The talk will review aspects related the challenges of programming cloud computing platforms and how have been addressed at BSC with the PyCOMPSs programming model, a task-based programming model that offers a platform unaware interface. A sequential PyCOMPSs code can run in parallel in a distributed cloud, even in federated clouds. Additionally, PyCOMPSs is currently being integrated with new methodologies to store and access data beyond the traditional file systems that will enable to support Big Data applications.




Seif Haridi (KTH/SICS, Sweden)

Apache Flink Streaming (Download presentation 2MB )

Flink Streaming is an extension of the core Flink API for high-throughput, low-latency stateful stream processing system. The system can connect to and process data streams from many data sources like Flume, Twitter, ZeroMQ and also from any user defined data source. Data streams can be transformed and modified using high-level functions similar to the ones provided by the batch processing API. Flink Streaming provides native support for iterative stream processing. The processed data can be pushed to different output types.

In this talk we will give an introduction to Flink Streaming programming model and outline its implementation and fault tolerance. Flink streaming is part of Flink, a top-level Apache project.

12:30-14:00 Lunch/Scientific Posters Exhibit

José Manuel Bernabeu-Aubán (Kumori Systems & ITI, Spain)

Managing Elasticity in a Cloud PaaS (Download presentation 2MB )
A major innovation brought by Cloud Computing was the concept of Infrastructure as a Service (IaaS), and the associated business model of pay-per-use, or utility computing. An IaaS provider offers its customers (typically SaaS providers) the convenience of paying for those resources actually used for the time they are used. IaaS Customers can, additionally, consider having an apparently infinite amount of resources on which to make their services grow when needed.
One of the driving forces behind the development of Cloud infrastructures is optimization of the Operational costs for running a service. This means services must be horizontally scalable, using at each point in time only those resources needed, which necessarily brings elasticity to the fore as a desirable property of Cloud solutions. IaaS, by their nature, cannot focus on elasticity. Within the NIST Cloud computing characterization, the PaaS (Platform as a Service) is the layer in charge of helping Software Services reach their elasticity goal.
In this talk we present the requirements that elasticity imposes on PaaS providers, showing some of the approaches that have been proposed to deal with such requirements.
14:50-15:20 Break

Israel Herraiz (Amadeus Travel Intelligence, Amadeus IT Group SA)

Big data for the travel industry: hype or hope?

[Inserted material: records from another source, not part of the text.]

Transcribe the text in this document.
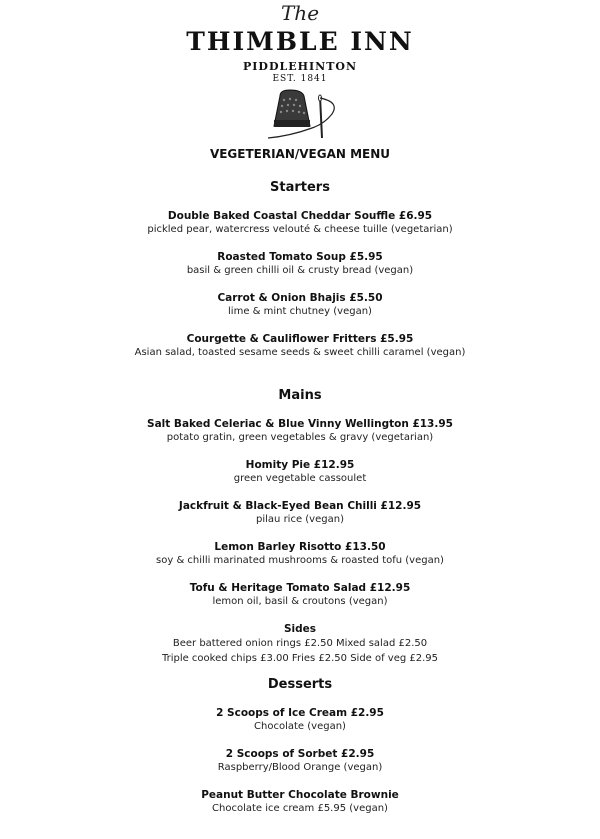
The
THIMBLE INN
PIDDLEHINTON
EST. 1841
VEGETERIAN/VEGAN MENU
Starters
Double Baked Coastal Cheddar Souffle £6.95
pickled pear, watercress velouté & cheese tuille (vegetarian)
Roasted Tomato Soup £5.95
basil & green chilli oil & crusty bread (vegan)
Carrot & Onion Bhajis £5.50
lime & mint chutney (vegan)
Courgette & Cauliflower Fritters £5.95
Asian salad, toasted sesame seeds & sweet chilli caramel (vegan)
Mains
Salt Baked Celeriac & Blue Vinny Wellington £13.95
potato gratin, green vegetables & gravy (vegetarian)
Homity Pie £12.95
green vegetable cassoulet
Jackfruit & Black-Eyed Bean Chilli £12.95
pilau rice (vegan)
Lemon Barley Risotto £13.50
soy & chilli marinated mushrooms & roasted tofu (vegan)
Tofu & Heritage Tomato Salad £12.95
lemon oil, basil & croutons (vegan)
Sides
Beer battered onion rings £2.50 Mixed salad £2.50
Triple cooked chips £3.00 Fries £2.50 Side of veg £2.95
Desserts
2 Scoops of Ice Cream £2.95
Chocolate (vegan)
2 Scoops of Sorbet £2.95
Raspberry/Blood Orange (vegan)
Peanut Butter Chocolate Brownie
Chocolate ice cream £5.95 (vegan)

2.5M TB of Big Data is created each day by ~3B people, and many of this data is produced in the scope of travel. In this talk, we will show how Amadeus Travel Intelligence is shaping the future of travel, through helping the travel industry to leverage on big data, to have an in-depth understanding of their markets and to make effective decisions quicker and better, to predict trends and customers’ intentions and to propose personalized experiences across the entire travel cycle.


Marco Mellia (Politecnico di Torino, Italy) (Download presentation 4MB ) 

The Web: Source of Big Data with a Measurement Perspective

The Web serves each day trillions of pages and content to users. Data is moved back and forth through the Internet Service Provider networks at an always-increasing pace. Leveraging information from this data has always been a hard problem, typically solved by active crawlers that explore the web. In this talk, I will present some results obtained instead from passive observation of traffic, where a real-time systems extracts web pages from Gb/s streams of network packets generated by actual Internauts.

By running algorithms, we look for interesting information that can be extracted from the raw data.

Applications ranges from content curation systems, to automatically unveil online trackers, i.e., hidden website that collect information of unaware users.


Wrap up